The two Incandestine spaceships in the heavens above abruptly accelerated, compensating for the gravitational disturbance of the moon’s sudden appearance behind them.

And… a tsunami appeared over the horizon. The waves towering unfathomably high.

“That was just a pittance of our power. Like picking one’s nose with a pinky finger. Next time you attempt to betray us, we will extinguish the star of Creumbruxon-XII. You can say goodbye to the trillions of people living in that system.” Rolynd declared.

Deathly silence fell over the eclipsed streets. Dumbfounded at the sight of this ineffable power, the enemy finally lowered their weapons. Some could even be heard clattering to the granite streets below.

“Impossible… it has to be a trick.” mutterings such as these could be heard, uttered by unwitting mouths.

But even as the people would not believe it, Portum’s automated tsunami defences sprung to life, surrounding the city in a dome of translucent hardlight. Such technology was the standard for a planet so close to a supermassive blackhole, where tidal forces were more likely to be violent.

Rolynd, Sophia and Aleister continued through the streets, the warden hastily appearing to guide them. Gentle golden lights flickered on throughout the city, now under the shadow of artificial night.

With each step, something within Sophia was growing. A feeling. But she couldn’t quite place her finger on what flavour of uncomfortable frustration it was.

We’ve come this far. Don’t fuck it up now. She told herself.

Sophia never, ever imagined that she would set foot on Portum, much less be paraded through its streets as a terrorist, and yet here she was.

If things went sideways, Sophia was to use her Aegis-scorn ability and cleave everything in half. Multiple enchantments empowered her abilities. Tests on Apolaphia showed that she could extend her infinitely sharp blades a kilometre long.

The Bloodstones eventually reached a nondescript building after some twenty minutes of walking. Inside the building, which appeared to be some kind of hotel, there was a hidden elevator through a locked door.

The trio followed the warden inside.

The elevator led deep into the bowels of the earth.

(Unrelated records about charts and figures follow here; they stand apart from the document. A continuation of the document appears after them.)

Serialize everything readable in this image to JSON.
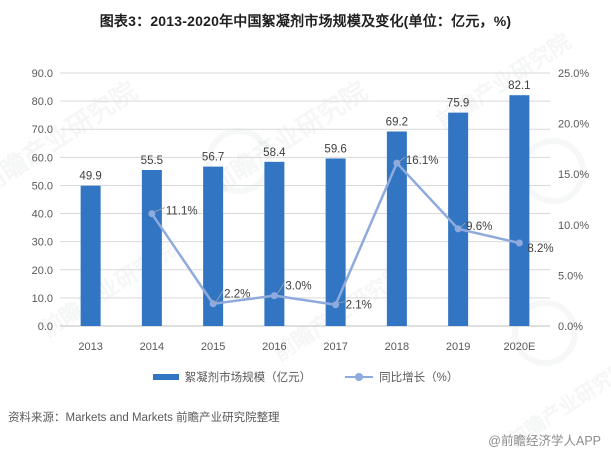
{
  "chart_data": {
    "type": "combo-bar-line",
    "title": "图表3：2013-2020年中国絮凝剂市场规模及变化(单位：亿元，%)",
    "categories": [
      "2013",
      "2014",
      "2015",
      "2016",
      "2017",
      "2018",
      "2019",
      "2020E"
    ],
    "series": [
      {
        "name": "絮凝剂市场规模（亿元）",
        "type": "bar",
        "axis": "left",
        "values": [
          49.9,
          55.5,
          56.7,
          58.4,
          59.6,
          69.2,
          75.9,
          82.1
        ],
        "color": "#3276c3"
      },
      {
        "name": "同比增长（%）",
        "type": "line",
        "axis": "right",
        "values": [
          null,
          11.1,
          2.2,
          3.0,
          2.1,
          16.1,
          9.6,
          8.2
        ],
        "color": "#8faadc",
        "label_suffix": "%"
      }
    ],
    "left_axis": {
      "min": 0,
      "max": 90,
      "step": 10,
      "tick_suffix": ""
    },
    "right_axis": {
      "min": 0,
      "max": 25,
      "step": 5,
      "tick_suffix": "%"
    },
    "grid": true,
    "legend_position": "bottom",
    "gridline_color": "#d9d9d9",
    "axis_line_color": "#bfbfbf"
  },
  "source": "资料来源：Markets and Markets 前瞻产业研究院整理",
  "credit": "@前瞻经济学人APP",
  "watermark": {
    "text": "前瞻产业研究院",
    "sub_text": "中国产业咨询领导者"
  }
}
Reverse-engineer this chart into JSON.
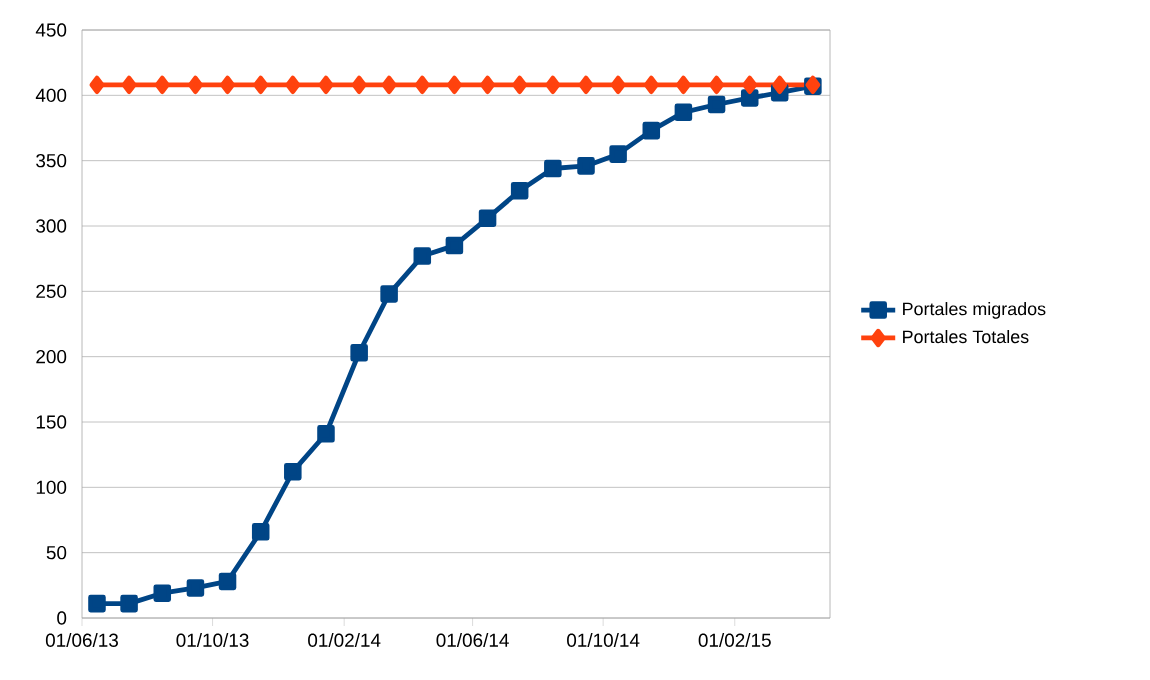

Not a single word was exchanged the entire time. Aleister kept his grip tight on the box he carried.

After what felt like an impossibly long trip, The Bloodstones emerged into a well-lit corridor of brushed steel, reminiscent of the base on Portum’s moon. Sterile and secretive. A ceiling-mounted camera at the end of each corridor.

The facility below ground contained far fewer military personnel than on the surface, not that it was of any significance to Sophia. The Angels here had different livery, rather than gold, white and blue, these were dressed in solely black.

Corridor after corridor, they walked. Periodically they would encounter a checkpoint which necessitated the warden performing numerous stringent checks to validate his identity.

Sophia had plenty of time to think as they were led to the place where Catherine’s body was kept.

Time was running out. The Knight’s heart grew more troubled with each step. She never asked for this. She didn’t want to be here. She never wanted Catherine to die. She never wanted Lucina to die. She never wanted anyone to die. She never asked to be a killing machine. She never asked to be created.

Did she really have to be here right now? Did they really have to be here? Doing this? Would Rolynd really have to-

Doors opened to reveal a small laboratory. Sophia’s train of thought was completely derailed upon making sight of Catherine’s corpse, which hung suspended in a glass vat of preservative orange fluid in the centre of the room.

“Oh, Catherine. What have they done to you?” Rolynd could not help but say.